Bisnis.com, JAKARTA — Indonesia masih menggantungkan sebagian besar pasokan liquefied petroleum gas dari luar negeri. Bermacam-macam strategi terus dirakit pemerintah untuk menekan impor.
Sekretaris Jenderal Dewan Energi Nasional Djoko Siswanto menjelaskan bahwa Indonesia masih memiliki ketergantungan dari negara lain untuk komoditas liquefied petroleum gas (LPG).
Dia menjelaskan bahwa untuk LPG, rasio ketergantungan Indonesia untuk impor LPG makin eningkat setiap tahun. Pada tahun ini, rasio ketergantungan mencapai 300 persen. Di sisi lain, produksi dalam negeri terus merosot.
Dia memproyeksikan impor LPG bisa mencapai 10,01 juta ton pada 2024 dari impor tahun ini 6,84 juta ton.
"Impor BBM dan LPG terus meningkat ini tanda krisis energi untuk dua komoditas ini. Cadangan dan sumber daya belum ditemukan signifikan, regulasi cadangan penyangga energi juga belum diteken presiden," katanya.
Pemanfaatan potensi dalam negeri terus dikembangkan guna menekan angka impor, mulai dari penggunaan kompor induksi hingga pengembangan jaringan gas kota.
Baca Juga
Baru-baru ini, PT PLN (Persero) meluncurkan Gerakan Konversi Satu Juta Kompor Elpiji ke kompor induksi.
Konversi dari kompor LPG ke kompor induksi diklaim akan menghemat anggaran subsidi LPG yang telah dianggarkan sebesar Rp50,60 triliun pada APBN 2020. Selain itu, konversi ini juga meningkatkan ketahanan energi nasional karena mengubah penggunaan energi berbasis impor menjadi energi berbasis lokal.
"Seperti kita ketahui, untuk LPG yang kita konsumsi sebagian besar masih impor, sedangkan listrik adalah energi berbasis lokal. Kami targetkan subsidi LPG dalam 5 tahun akan turun sekitar Rp4,80 triliun," ujar Direktur Utama PT PLN (Persero) Zulkifli Zaini.
Di samping itu, penggunaan kompor induksi diklaim lebih efisien. Hasil kajian teknis laboratorium Institut Teknologi PLN menunjukkan bahwa untuk memasak 1 liter air dengan menggunakan kompor induksi 1.200 watt, biayanya sebesar Rp158, sedangkan penggunaan kompor elpiji tabung 12 kg (api maksimal) sekitar Rp176.
"Kami sudah lakukan uji coba, penggunaan kompor induksi memang lebih efisien," jelasnya.
JARGAS RUMAH TANGGA
Sementara itu, Direktur Perencanaan dan Pembangunan Infrastruktur Migas Kementerian ESDM Alimuddin Baso mengatakan bahwa penggunaan jaringan gas rumah tangga atau jargas dapat menghemat impor LPG sebesar 60.558 ton per tahun.
Pada tahun ini, Kementerian ESDM menggelontorkan anggaran untuk belanja infrastruktur dalam proyek pembangunan jargas di 23 kabupaten/kota senilai Rp1,42 triliun.

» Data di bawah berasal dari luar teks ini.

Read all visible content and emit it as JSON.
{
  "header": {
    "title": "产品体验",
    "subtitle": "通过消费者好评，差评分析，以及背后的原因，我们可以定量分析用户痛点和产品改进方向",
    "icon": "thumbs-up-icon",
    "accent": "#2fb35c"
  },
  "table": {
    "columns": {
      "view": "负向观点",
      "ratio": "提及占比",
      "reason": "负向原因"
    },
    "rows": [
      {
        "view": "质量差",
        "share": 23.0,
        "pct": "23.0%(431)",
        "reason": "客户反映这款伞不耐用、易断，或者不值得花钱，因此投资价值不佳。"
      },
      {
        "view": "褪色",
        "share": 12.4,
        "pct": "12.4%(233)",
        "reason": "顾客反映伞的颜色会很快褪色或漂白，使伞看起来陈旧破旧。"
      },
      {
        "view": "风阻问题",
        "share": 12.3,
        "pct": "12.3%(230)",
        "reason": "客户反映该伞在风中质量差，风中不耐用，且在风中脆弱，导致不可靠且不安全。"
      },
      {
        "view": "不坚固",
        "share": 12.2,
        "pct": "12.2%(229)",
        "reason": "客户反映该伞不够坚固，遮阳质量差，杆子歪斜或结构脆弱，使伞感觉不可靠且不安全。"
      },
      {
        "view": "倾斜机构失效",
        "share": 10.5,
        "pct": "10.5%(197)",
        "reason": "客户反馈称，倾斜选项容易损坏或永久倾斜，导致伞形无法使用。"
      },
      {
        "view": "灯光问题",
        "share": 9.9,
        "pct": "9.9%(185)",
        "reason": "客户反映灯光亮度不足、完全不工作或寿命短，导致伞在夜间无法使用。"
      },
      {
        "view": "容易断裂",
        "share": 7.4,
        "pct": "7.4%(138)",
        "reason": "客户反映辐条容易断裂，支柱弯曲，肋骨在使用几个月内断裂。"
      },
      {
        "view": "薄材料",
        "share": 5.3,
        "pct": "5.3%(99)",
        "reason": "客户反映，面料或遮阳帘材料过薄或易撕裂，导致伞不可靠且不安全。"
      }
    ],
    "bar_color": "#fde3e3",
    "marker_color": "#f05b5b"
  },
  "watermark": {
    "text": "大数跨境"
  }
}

Di samping itu, pemerintah bakal terus mendorong skema kerja sama pemerintah dan badan usaha (KPBU) guna mengejar target pembangunan jargas kota sebanyak 4 juta sambungan rumah (SR) hingga 2024.
Alimuddin menjelaskan bahwa dengam skema KPBU itu, diharapkan badan usaha bisa berpartisipasi dalam akselesari target pembangunan jargas.
Dia mengungkapkan bahwa skema KPBU tersebut perlu didorong mengingat dari target pembangunan jargas pada 2020 yang sebelumnya sebanyak 266.070 SR direvisi menjadi 127.864 SR karena adanya pemangkasan anggaran untuk penanganan pandemi Covid-19.
"Dengan situasi ini, tentu perlu dilakukan perubahan-perubahan untuk mencapai target 4 juta SR tahun 2024 antara lain melalui skema KPBU," jelasnya.
Lantas, dengan berbagai strategi yang diramu pemerintah, jurus mana yang paling ampuh untuk menekan impor LPG Indonesia?